There are still many unanswered questions when it comes to treating the overlap of OHS and OSA. In stable ambulatory patients, additional randomized controlled trials are needed to fully assess if there is a mortality benefit between NIV and CPAP and whether there are particular subgroups of patients that would benefit more from NIV. However, larger randomized controlled trials with a longer duration of follow up are costly and difficult to carry out. As such, prospective observational data and registry data can provide useful information on best strategies to manage these patients. Although retrospective data suggests that hospitalized patients with acute-on-chronic hypercapnic respiratory failure due to OHS have better outcomes when discharged from the hospital on home NIV compared to no NIV, there is a need for prospective studies to establish the best timing and the preferred modality of PAP therapy in this patient population.12 There is a paucity of data in this area and therefore, it may be reasonable to prescribe NIV over CPAP at the time of hospital discharge due to the recent acute-on-chronic hypercapnic respiratory failure.
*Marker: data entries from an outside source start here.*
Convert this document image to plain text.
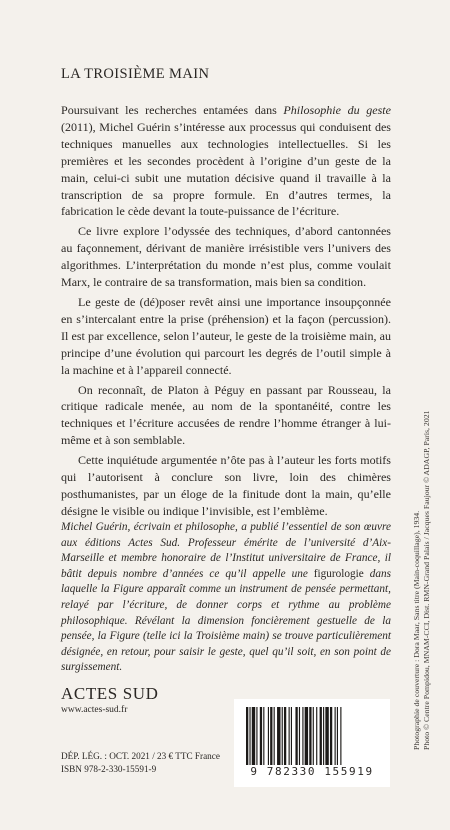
LA TROISIÈME MAIN

Poursuivant les recherches entamées dans Philosophie du geste (2011), Michel Guérin s’intéresse aux processus qui conduisent des techniques manuelles aux technologies intellectuelles. Si les premières et les secondes procèdent à l’origine d’un geste de la main, celui-ci subit une mutation décisive quand il travaille à la transcription de sa propre formule. En d’autres termes, la fabrication le cède devant la toute-puissance de l’écriture.

Ce livre explore l’odyssée des techniques, d’abord cantonnées au façonnement, dérivant de manière irrésistible vers l’univers des algorithmes. L’interprétation du monde n’est plus, comme voulait Marx, le contraire de sa transformation, mais bien sa condition.

Le geste de (dé)poser revêt ainsi une importance insoupçonnée en s’intercalant entre la prise (préhension) et la façon (percussion). Il est par excellence, selon l’auteur, le geste de la troisième main, au principe d’une évolution qui parcourt les degrés de l’outil simple à la machine et à l’appareil connecté.

On reconnaît, de Platon à Péguy en passant par Rousseau, la critique radicale menée, au nom de la spontanéité, contre les techniques et l’écriture accusées de rendre l’homme étranger à lui-même et à son semblable.

Cette inquiétude argumentée n’ôte pas à l’auteur les forts motifs qui l’autorisent à conclure son livre, loin des chimères posthumanistes, par un éloge de la finitude dont la main, qu’elle désigne le visible ou indique l’invisible, est l’emblème.

Michel Guérin, écrivain et philosophe, a publié l’essentiel de son œuvre aux éditions Actes Sud. Professeur émérite de l’université d’Aix-Marseille et membre honoraire de l’Institut universitaire de France, il bâtit depuis nombre d’années ce qu’il appelle une figurologie dans laquelle la Figure apparaît comme un instrument de pensée permettant, relayé par l’écriture, de donner corps et rythme au problème philosophique. Révélant la dimension foncièrement gestuelle de la pensée, la Figure (telle ici la Troisième main) se trouve particulièrement désignée, en retour, pour saisir le geste, quel qu’il soit, en son point de surgissement.
ACTES SUD
www.actes-sud.fr
DÉP. LÉG. : OCT. 2021 / 23 € TTC France
ISBN 978-2-330-15591-9	9 782330 155919
Photographie de couverture : Dora Maar, Sans titre (Main-coquillage), 1934. Photo © Centre Pompidou, MNAM-CCI, Dist. RMN-Grand Palais / Jacques Faujour © ADAGP, Paris, 2021
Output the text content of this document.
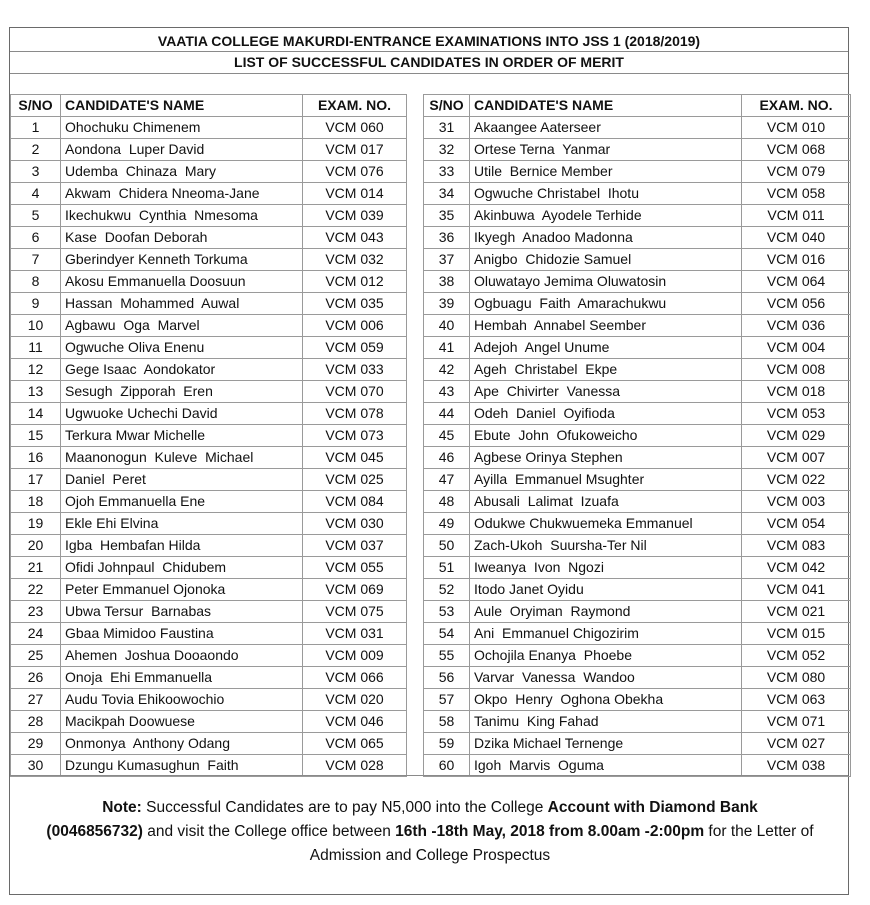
VAATIA COLLEGE MAKURDI-ENTRANCE EXAMINATIONS INTO JSS 1 (2018/2019)
LIST OF SUCCESSFUL CANDIDATES IN ORDER OF MERIT
S/NO	CANDIDATE'S NAME	EXAM. NO.		S/NO	CANDIDATE'S NAME	EXAM. NO.
1	Ohochuku Chimenem	VCM 060		31	Akaangee Aaterseer	VCM 010
2	Aondona  Luper David	VCM 017		32	Ortese Terna  Yanmar	VCM 068
3	Udemba  Chinaza  Mary	VCM 076		33	Utile  Bernice Member	VCM 079
4	Akwam  Chidera Nneoma-Jane	VCM 014		34	Ogwuche Christabel  Ihotu	VCM 058
5	Ikechukwu  Cynthia  Nmesoma	VCM 039		35	Akinbuwa  Ayodele Terhide	VCM 011
6	Kase  Doofan Deborah	VCM 043		36	Ikyegh  Anadoo Madonna	VCM 040
7	Gberindyer Kenneth Torkuma	VCM 032		37	Anigbo  Chidozie Samuel	VCM 016
8	Akosu Emmanuella Doosuun	VCM 012		38	Oluwatayo Jemima Oluwatosin	VCM 064
9	Hassan  Mohammed  Auwal	VCM 035		39	Ogbuagu  Faith  Amarachukwu	VCM 056
10	Agbawu  Oga  Marvel	VCM 006		40	Hembah  Annabel Seember	VCM 036
11	Ogwuche Oliva Enenu	VCM 059		41	Adejoh  Angel Unume	VCM 004
12	Gege Isaac  Aondokator	VCM 033		42	Ageh  Christabel  Ekpe	VCM 008
13	Sesugh  Zipporah  Eren	VCM 070		43	Ape  Chivirter  Vanessa	VCM 018
14	Ugwuoke Uchechi David	VCM 078		44	Odeh  Daniel  Oyifioda	VCM 053
15	Terkura Mwar Michelle	VCM 073		45	Ebute  John  Ofukoweicho	VCM 029
16	Maanonogun  Kuleve  Michael	VCM 045		46	Agbese Orinya Stephen	VCM 007
17	Daniel  Peret	VCM 025		47	Ayilla  Emmanuel Msughter	VCM 022
18	Ojoh Emmanuella Ene	VCM 084		48	Abusali  Lalimat  Izuafa	VCM 003
19	Ekle Ehi Elvina	VCM 030		49	Odukwe Chukwuemeka Emmanuel	VCM 054
20	Igba  Hembafan Hilda	VCM 037		50	Zach-Ukoh  Suursha-Ter Nil	VCM 083
21	Ofidi Johnpaul  Chidubem	VCM 055		51	Iweanya  Ivon  Ngozi	VCM 042
22	Peter Emmanuel Ojonoka	VCM 069		52	Itodo Janet Oyidu	VCM 041
23	Ubwa Tersur  Barnabas	VCM 075		53	Aule  Oryiman  Raymond	VCM 021
24	Gbaa Mimidoo Faustina	VCM 031		54	Ani  Emmanuel Chigozirim	VCM 015
25	Ahemen  Joshua Dooaondo	VCM 009		55	Ochojila Enanya  Phoebe	VCM 052
26	Onoja  Ehi Emmanuella	VCM 066		56	Varvar  Vanessa  Wandoo	VCM 080
27	Audu Tovia Ehikoowochio	VCM 020		57	Okpo  Henry  Oghona Obekha	VCM 063
28	Macikpah Doowuese	VCM 046		58	Tanimu  King Fahad	VCM 071
29	Onmonya  Anthony Odang	VCM 065		59	Dzika Michael Ternenge	VCM 027
30	Dzungu Kumasughun  Faith	VCM 028		60	Igoh  Marvis  Oguma	VCM 038
Note: Successful Candidates are to pay N5,000 into the College Account with Diamond Bank
(0046856732) and visit the College office between 16th -18th May, 2018 from 8.00am -2:00pm for the Letter of Admission and College Prospectus
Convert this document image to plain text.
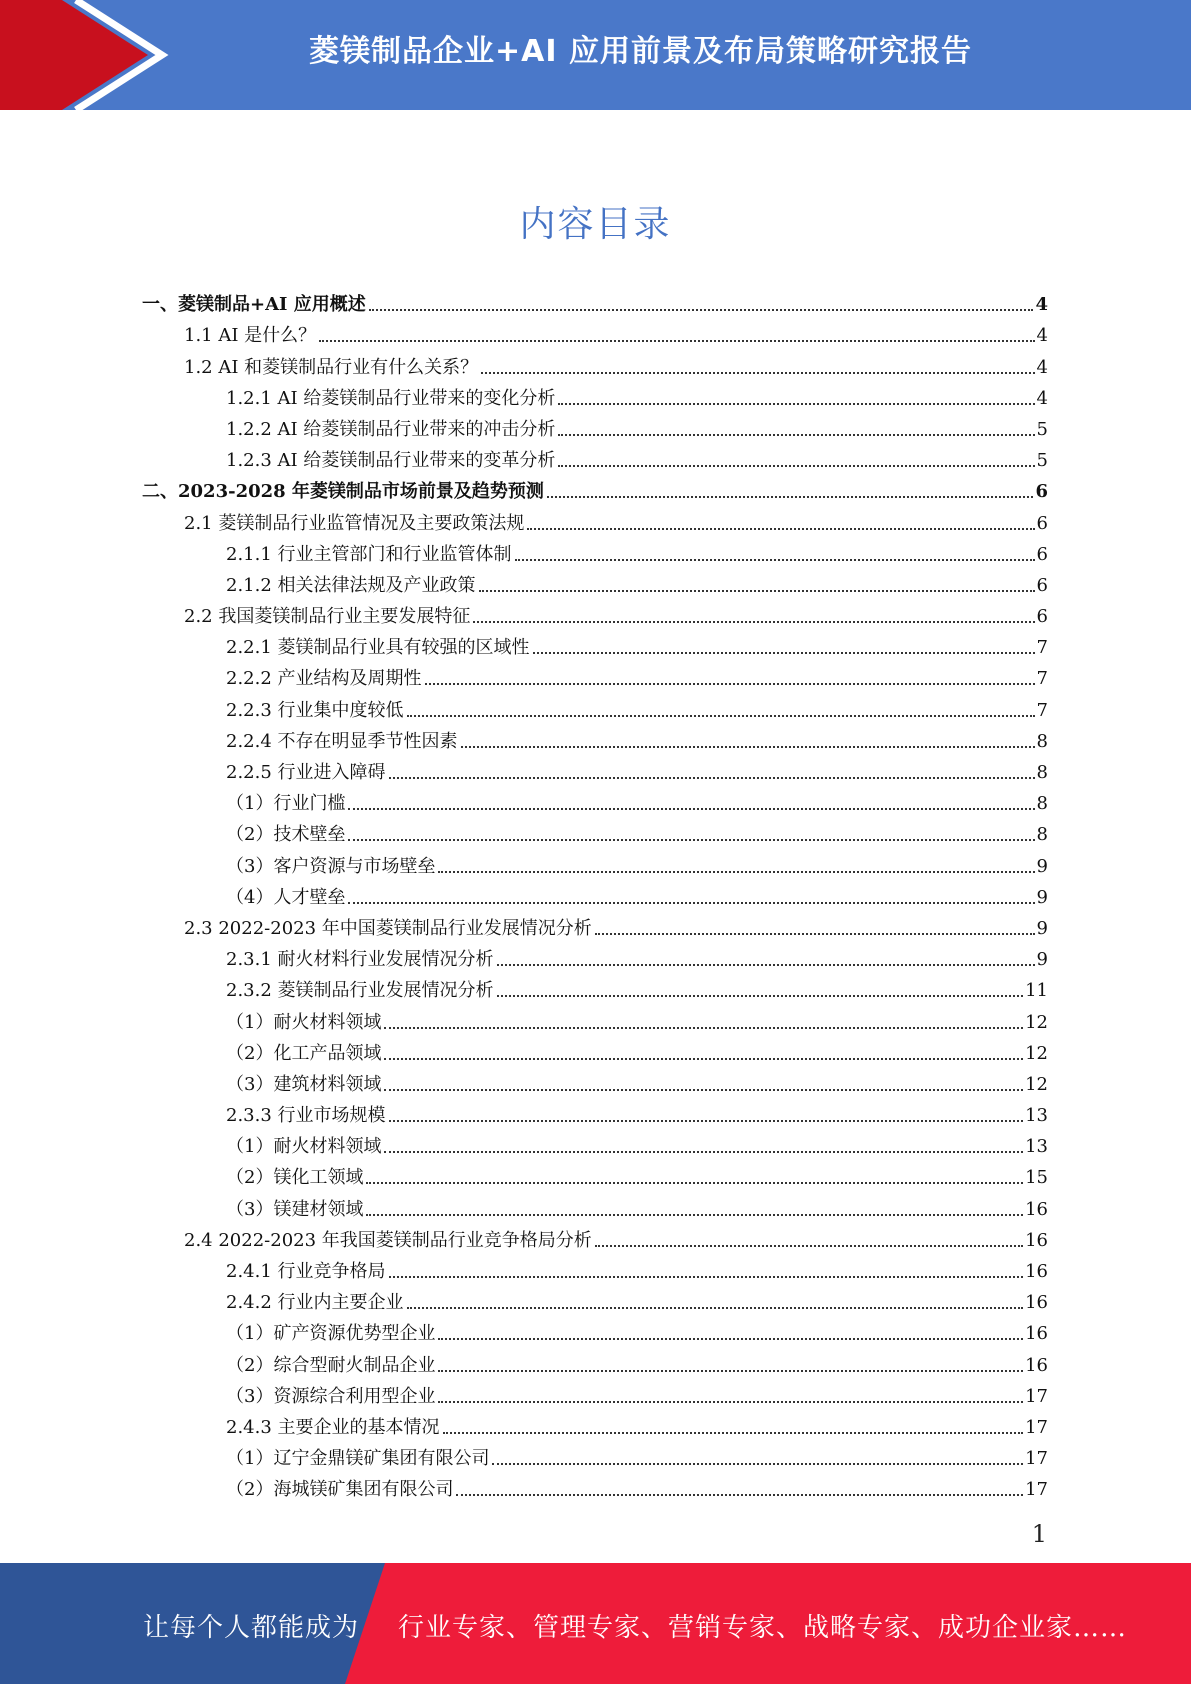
菱镁制品企业+AI 应用前景及布局策略研究报告
内容目录
一、菱镁制品+AI 应用概述	4
1.1 AI 是什么？	4
1.2 AI 和菱镁制品行业有什么关系？	4
1.2.1 AI 给菱镁制品行业带来的变化分析	4
1.2.2 AI 给菱镁制品行业带来的冲击分析	5
1.2.3 AI 给菱镁制品行业带来的变革分析	5
二、2023-2028 年菱镁制品市场前景及趋势预测	6
2.1 菱镁制品行业监管情况及主要政策法规	6
2.1.1 行业主管部门和行业监管体制	6
2.1.2 相关法律法规及产业政策	6
2.2 我国菱镁制品行业主要发展特征	6
2.2.1 菱镁制品行业具有较强的区域性	7
2.2.2 产业结构及周期性	7
2.2.3 行业集中度较低	7
2.2.4 不存在明显季节性因素	8
2.2.5 行业进入障碍	8
（1）行业门槛	8
（2）技术壁垒	8
（3）客户资源与市场壁垒	9
（4）人才壁垒	9
2.3 2022-2023 年中国菱镁制品行业发展情况分析	9
2.3.1 耐火材料行业发展情况分析	9
2.3.2 菱镁制品行业发展情况分析	11
（1）耐火材料领域	12
（2）化工产品领域	12
（3）建筑材料领域	12
2.3.3 行业市场规模	13
（1）耐火材料领域	13
（2）镁化工领域	15
（3）镁建材领域	16
2.4 2022-2023 年我国菱镁制品行业竞争格局分析	16
2.4.1 行业竞争格局	16
2.4.2 行业内主要企业	16
（1）矿产资源优势型企业	16
（2）综合型耐火制品企业	16
（3）资源综合利用型企业	17
2.4.3 主要企业的基本情况	17
（1）辽宁金鼎镁矿集团有限公司	17
（2）海城镁矿集团有限公司	17
1
让每个人都能成为 行业专家、管理专家、营销专家、战略专家、成功企业家……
Finally, given that obesity is at the root of both OHS and OSA, weight loss counseling and bariatric surgery are arguably the most important long-term treatments to offer when managing these patients.13 Despite reasonable adherence to CPAP and NIV in the Pickwick trial, cardiovascular diseases remained the most common cause of mortality.8 Weight loss, increased physical activity and cardio-metabolic risk reduction must be addressed by clinicians caring for these patients in order to achieve better outcomes.